Profiles in Applied Math - Harvey Segur

Q: What are you currently researching?

A: My areas of research involve the study of partial differential equations and their physical application.  I am particularly interested in nonlinear partial differential equations, which have been studied much less than their linear cousins.   At the theoretical end of this topic, I helped to develop the theory of partial differential equations that are “completely integrable”, and which can be solved by some version of the inverse scattering transform.   My favorite physical application involves the waves that one sees on the surface of the ocean, or in the kitchen sink – these waves are described by a set of nonlinear partial differential equations.  Water waves serve as excellent examples of nonlinear wave propagation, so working in concert with experimentalists to develop accurate mathematical models of these waves has practical value, and testing those models by comparing with experimental data helps to keeps us theoreticians honest.

Q: Your past research involved tsunami. What did your research explore and how did the focus come about?

A: A tsunami is a spectacular example of a nonlinear water wave.  People around the world know more about tsunami than they did 20 years ago because of two important events: a tsunami generated near Sumatra on December 26, 2004 killed more than 200,000 people who lived near the coastline of the Indian Ocean; and a tsunami generated off the coast of Japan on March 12, 2011 killed more than 15,000 people in Japan, and caused a nuclear catastrophe that is still unfolding.

I first became interested in tsunami quite by accident.  I began a post-doctoral appointment at Caltech in 1969.  During that time, a group of mathematicians and physicists in or around Princeton, NJ (Kruskal, Zabusky, Gardner, Greene and Miura) were publishing a sequence of papers, which showed that a nonlinear partial differential equation called the Korteweg-de Vries equation had much more mathematical structure than one had any right to expect.  Why this equation had so much structure was unclear, but G.B. Whitham, my faculty advisor at Caltech, wanted to find out more about this unusual equation.  He told me to abandon whatever work I had been doing, and to study instead the recent papers by Kruskal and his colleagues. As a new post-doc, I said “Yes, sir.”  After reading the papers that this group had published, I agreed that their work was unusual, certainly intriguing, and I began to explore what other properties this interesting equation might have.  
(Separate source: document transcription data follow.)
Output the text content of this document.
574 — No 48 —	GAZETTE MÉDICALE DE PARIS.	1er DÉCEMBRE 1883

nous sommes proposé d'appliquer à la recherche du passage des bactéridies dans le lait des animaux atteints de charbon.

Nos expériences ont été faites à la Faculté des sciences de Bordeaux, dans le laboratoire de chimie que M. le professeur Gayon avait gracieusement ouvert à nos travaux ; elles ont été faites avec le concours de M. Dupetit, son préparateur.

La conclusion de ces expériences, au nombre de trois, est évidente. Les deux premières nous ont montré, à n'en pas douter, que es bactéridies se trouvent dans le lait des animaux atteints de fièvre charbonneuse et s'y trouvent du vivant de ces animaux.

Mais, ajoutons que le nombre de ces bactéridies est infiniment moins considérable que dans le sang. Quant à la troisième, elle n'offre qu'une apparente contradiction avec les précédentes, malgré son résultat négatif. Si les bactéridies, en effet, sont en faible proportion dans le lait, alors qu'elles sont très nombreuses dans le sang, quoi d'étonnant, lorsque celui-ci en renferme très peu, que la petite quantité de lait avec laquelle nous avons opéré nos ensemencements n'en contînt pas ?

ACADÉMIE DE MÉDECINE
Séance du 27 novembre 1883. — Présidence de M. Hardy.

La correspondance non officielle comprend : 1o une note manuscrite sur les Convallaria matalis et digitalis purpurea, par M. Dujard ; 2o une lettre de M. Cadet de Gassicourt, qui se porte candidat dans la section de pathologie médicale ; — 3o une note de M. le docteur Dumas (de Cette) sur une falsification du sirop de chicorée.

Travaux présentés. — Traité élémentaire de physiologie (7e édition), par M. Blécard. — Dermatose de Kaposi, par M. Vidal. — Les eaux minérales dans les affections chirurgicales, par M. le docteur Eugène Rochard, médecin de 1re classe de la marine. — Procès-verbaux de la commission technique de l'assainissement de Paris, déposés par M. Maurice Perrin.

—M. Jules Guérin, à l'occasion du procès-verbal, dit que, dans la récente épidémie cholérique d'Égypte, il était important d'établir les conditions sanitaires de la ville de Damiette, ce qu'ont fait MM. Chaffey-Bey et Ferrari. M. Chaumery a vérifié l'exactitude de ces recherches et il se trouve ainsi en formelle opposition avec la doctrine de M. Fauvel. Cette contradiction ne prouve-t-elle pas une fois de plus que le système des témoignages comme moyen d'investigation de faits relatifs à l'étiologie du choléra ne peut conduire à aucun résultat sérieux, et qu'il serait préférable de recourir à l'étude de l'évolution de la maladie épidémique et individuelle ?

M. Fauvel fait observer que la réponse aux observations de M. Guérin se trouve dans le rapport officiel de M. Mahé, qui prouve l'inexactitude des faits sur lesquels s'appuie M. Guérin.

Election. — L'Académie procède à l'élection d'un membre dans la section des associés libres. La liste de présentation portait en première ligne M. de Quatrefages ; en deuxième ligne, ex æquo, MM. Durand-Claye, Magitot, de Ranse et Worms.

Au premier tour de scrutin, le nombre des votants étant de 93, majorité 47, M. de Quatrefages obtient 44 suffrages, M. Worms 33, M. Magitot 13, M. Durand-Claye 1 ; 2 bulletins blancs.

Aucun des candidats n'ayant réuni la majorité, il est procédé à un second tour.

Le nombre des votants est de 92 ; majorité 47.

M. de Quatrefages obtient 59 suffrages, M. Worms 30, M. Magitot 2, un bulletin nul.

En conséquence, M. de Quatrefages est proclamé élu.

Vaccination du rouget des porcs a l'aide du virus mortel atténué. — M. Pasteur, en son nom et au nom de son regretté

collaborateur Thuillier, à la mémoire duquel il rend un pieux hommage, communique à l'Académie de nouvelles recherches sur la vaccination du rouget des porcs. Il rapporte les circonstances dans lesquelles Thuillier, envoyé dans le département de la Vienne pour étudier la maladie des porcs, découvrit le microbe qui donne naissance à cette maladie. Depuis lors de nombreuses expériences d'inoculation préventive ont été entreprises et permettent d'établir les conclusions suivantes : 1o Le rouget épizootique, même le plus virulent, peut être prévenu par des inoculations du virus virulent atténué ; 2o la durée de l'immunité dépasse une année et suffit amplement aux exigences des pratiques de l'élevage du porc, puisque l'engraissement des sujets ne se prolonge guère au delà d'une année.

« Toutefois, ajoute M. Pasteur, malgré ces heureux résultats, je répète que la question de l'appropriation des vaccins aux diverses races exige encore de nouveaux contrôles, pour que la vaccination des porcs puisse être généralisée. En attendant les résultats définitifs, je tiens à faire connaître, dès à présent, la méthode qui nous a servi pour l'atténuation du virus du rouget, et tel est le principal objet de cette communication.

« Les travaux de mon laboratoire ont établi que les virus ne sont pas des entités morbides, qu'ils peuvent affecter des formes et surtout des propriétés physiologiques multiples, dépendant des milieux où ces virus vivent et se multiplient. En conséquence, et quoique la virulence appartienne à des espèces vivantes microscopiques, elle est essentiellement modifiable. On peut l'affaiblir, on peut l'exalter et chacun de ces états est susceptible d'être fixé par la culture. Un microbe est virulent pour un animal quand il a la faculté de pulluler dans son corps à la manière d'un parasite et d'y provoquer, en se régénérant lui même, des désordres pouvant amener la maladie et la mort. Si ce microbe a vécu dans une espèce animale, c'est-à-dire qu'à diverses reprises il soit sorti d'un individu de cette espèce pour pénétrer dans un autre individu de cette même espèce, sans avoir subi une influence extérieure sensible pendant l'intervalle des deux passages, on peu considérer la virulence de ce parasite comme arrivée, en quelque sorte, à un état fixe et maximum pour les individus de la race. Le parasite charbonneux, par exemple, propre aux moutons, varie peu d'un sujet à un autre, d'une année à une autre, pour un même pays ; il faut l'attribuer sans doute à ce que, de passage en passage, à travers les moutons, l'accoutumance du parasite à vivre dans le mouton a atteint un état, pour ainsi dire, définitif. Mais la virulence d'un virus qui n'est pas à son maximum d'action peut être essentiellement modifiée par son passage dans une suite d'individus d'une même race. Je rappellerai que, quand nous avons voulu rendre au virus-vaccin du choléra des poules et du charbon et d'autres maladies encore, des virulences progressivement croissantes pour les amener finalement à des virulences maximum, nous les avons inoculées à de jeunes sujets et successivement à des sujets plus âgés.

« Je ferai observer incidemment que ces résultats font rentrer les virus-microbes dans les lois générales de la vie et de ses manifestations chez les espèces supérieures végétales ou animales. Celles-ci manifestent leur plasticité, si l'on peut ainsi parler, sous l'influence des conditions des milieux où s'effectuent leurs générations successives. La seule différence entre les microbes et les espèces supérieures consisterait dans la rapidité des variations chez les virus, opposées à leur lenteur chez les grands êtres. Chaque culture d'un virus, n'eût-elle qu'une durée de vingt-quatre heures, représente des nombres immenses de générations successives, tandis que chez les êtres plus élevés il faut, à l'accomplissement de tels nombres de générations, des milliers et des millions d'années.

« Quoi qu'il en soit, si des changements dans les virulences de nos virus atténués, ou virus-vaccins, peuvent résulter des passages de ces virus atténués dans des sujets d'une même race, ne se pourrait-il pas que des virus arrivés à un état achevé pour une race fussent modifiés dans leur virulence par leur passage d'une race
Korteweg and de Vries (KdV)  had developed their equation 75 years earlier as a theoretical model to describe how water waves of finite amplitude and long wavelength evolve as they propagate in shallow water, but Zabusky & Kruskal had derived the same equation to describe how pressure waves evolve as they propagate along a crystal lattice.  So the equation had at least two physical applications, and neither application suggested that the mathematical model should have so much extraordinary structure.  The KdV equation has generated an enormous amount of mathematical research since 1965. Thanks to Prof. Whitham, I had a head start on the field.

While I was a post-doc, my wife and I lived in Caltech housing, close to the campus.  One day, I met a grad student, Joe Hammack, who lived in the same building and who happened to be working on his car in the parking lot of our building.  We introduced ourselves to each other, and exchanged information about what each of us was doing at Caltech.  Joe told me that he was in the Civil Engineering Department, studying how tsunami are generated and how they evolve as they propagate across the ocean.  His work was experimental—the average depth of the ocean worldwide is about 3.7 km, but in Joe's scale model, the depth was usually in the range of 5-10 cm.   The tank was well over 20 m long, so Joe could watch the waves that he generated propagate over quite long distances.  

What a lucky coincidence: I was studying the KdV equation, designed to describe the evolution of long waves as they propagate in shallow water, and Joe was running experiments in which he could generate and measure precisely the kind of waves that the KdV equation modeled. The fact that his waves also served as models of tsunami in the ocean was an added bonus.  Thus began a very fruitful collaboration between an experimentalist (Joe) and a theoretician (me), which continued on and off for more than thirty years. And the entire arrangement would have been missed if I had not introduced myself to a neighbor who was fixing his car.